This is it, the fifth and final installment in the Blackwell series. It’s been well over two years since the fourth game in the Blackwell series was released; I think a refresher is needed for loyal fans and newcomers alike. In a very brief summary of the series you play as Rosangela Blackwell, who has a family history of being a medium of sorts; in short you help lost souls pass over into the next world with the help of your own spirit guide.
This “gift” has been seen as a curse because it has caused both your aunt and grandmother to literally go insane. It’s also a bit of a nuisance because you can never be free of your spirit guide, Joey Mallone. In the fourth game, the narrative started to allude to something nefarious going on amongst a group of people that know about people like Rosangela; this final chapter in the story will shed some light on all of the loose ends that fans have theorized about since the first game’s release in 2006.
Blackwell Epiphany felt like more of the same, but with higher stakes because you’re chasing some unknown force that is doing evil things to spirits. To keep things interesting, Epiphany had more surprises, more mysteries to solve and more ghosts to save. Throughout the narrative you are given hints and clues as to who may be this evil force but there are several twists and turns throughout that distract you from the truth and what ultimately happens.
The climax and revelations may not be shocking but they certainly are entertaining; complete with the usual witty banter. Having played each game in the series, I must admit that by the time I got to the end I was a little sad to finish the story. I half expected to see a breadcrumb at the end of the credits for the next game but it never came; there was a very definite “The End.”
In terms of gameplay there are a few new mechanics introduced, like calling Rosa and/or Joey to join when you’re playing as the other character and you’re separated. Fast travel to locations is the same but looks different from previous versions, and I didn’t particularly care for the circles aesthetically.
The interface between some items may vary however slightly, as in previous games, but the way you play is still the same. If I had to complain, I will admit that I didn’t enjoy the pixel art as much as I have in the previous games, it just didn’t seem as detailed. Also, Rosa’s apartment just felt like it was just there to hold nostalgia because through the course of the narrative there was no reason to return to her apartment, not even to talk to Joey.
Ever present still are Wadjet Eye Games’ geek pop culture references; like in Blackwell Deception the villain, Gavin, briefly channeling The Emperor and Luke Skywalker from Return of the Jedi.

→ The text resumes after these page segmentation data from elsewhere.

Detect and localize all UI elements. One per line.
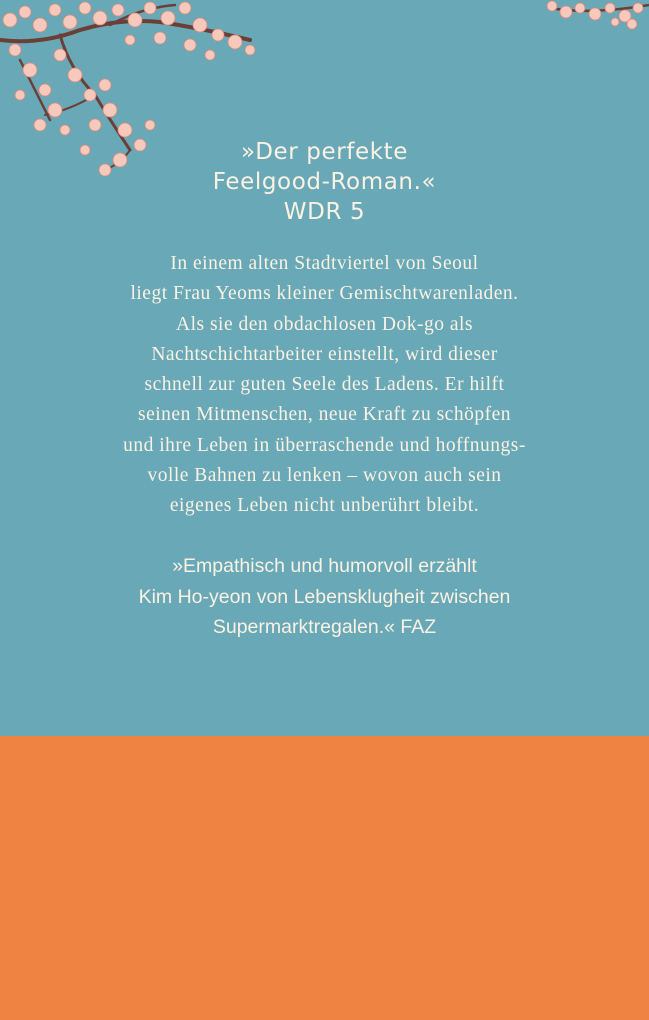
description-line: eigenes Leben nicht unberührt bleibt. [169, 495, 480, 517]
bottom-panel [0, 736, 649, 1020]
description-line: volle Bahnen zu lenken – wovon auch sein [147, 465, 502, 487]
press-quote-bottom-line: Supermarktregalen.« FAZ [212, 616, 437, 638]
press-quote-top [0, 137, 649, 227]
press-quote-bottom-line: »Empathisch und humorvoll erzählt [172, 555, 477, 577]
press-quote-bottom [0, 551, 649, 643]
description-line: In einem alten Stadtviertel von Seoul [170, 253, 479, 274]
description-line: Als sie den obdachlosen Dok-go als [176, 313, 473, 335]
press-quote-top-source: WDR 5 [283, 199, 366, 225]
cherry-blossom-corner-illustration [540, 0, 649, 32]
book-description [0, 249, 649, 522]
description-line: schnell zur guten Seele des Ladens. Er hilft [144, 374, 505, 396]
description-line: und ihre Leben in überraschende und hoffnungs- [123, 434, 526, 456]
description-line: Nachtschichtarbeiter einstellt, wird dieser [151, 343, 498, 365]
press-quote-bottom-line: Kim Ho-yeon von Lebensklugheit zwischen [138, 585, 511, 608]
press-quote-top-line: Feelgood-Roman.« [212, 169, 437, 195]
press-quote-top-line: »Der perfekte [240, 139, 409, 165]
description-line: seinen Mitmenschen, neue Kraft zu schöpfen [138, 404, 511, 426]
description-line: liegt Frau Yeoms kleiner Gemischtwarenladen. [130, 283, 519, 305]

In keeping with the trend, keep a look out for Rosa pulling a Rose Tyler absorbing the Time Vortex in Doctor who.
Bottom Line: Blackwell Epiphany is a point and click mystery adventure game. The series has always has good music and a decent storyline and if you’ve enjoyed the previous versions of this game then you won’t be disappointed with this installment. This game does great fan service and ties up nearly everything into a nice neat little bow.
This review was based on a digital PC copy of Blackwell Epiphany provided by Wadjet Eye Games.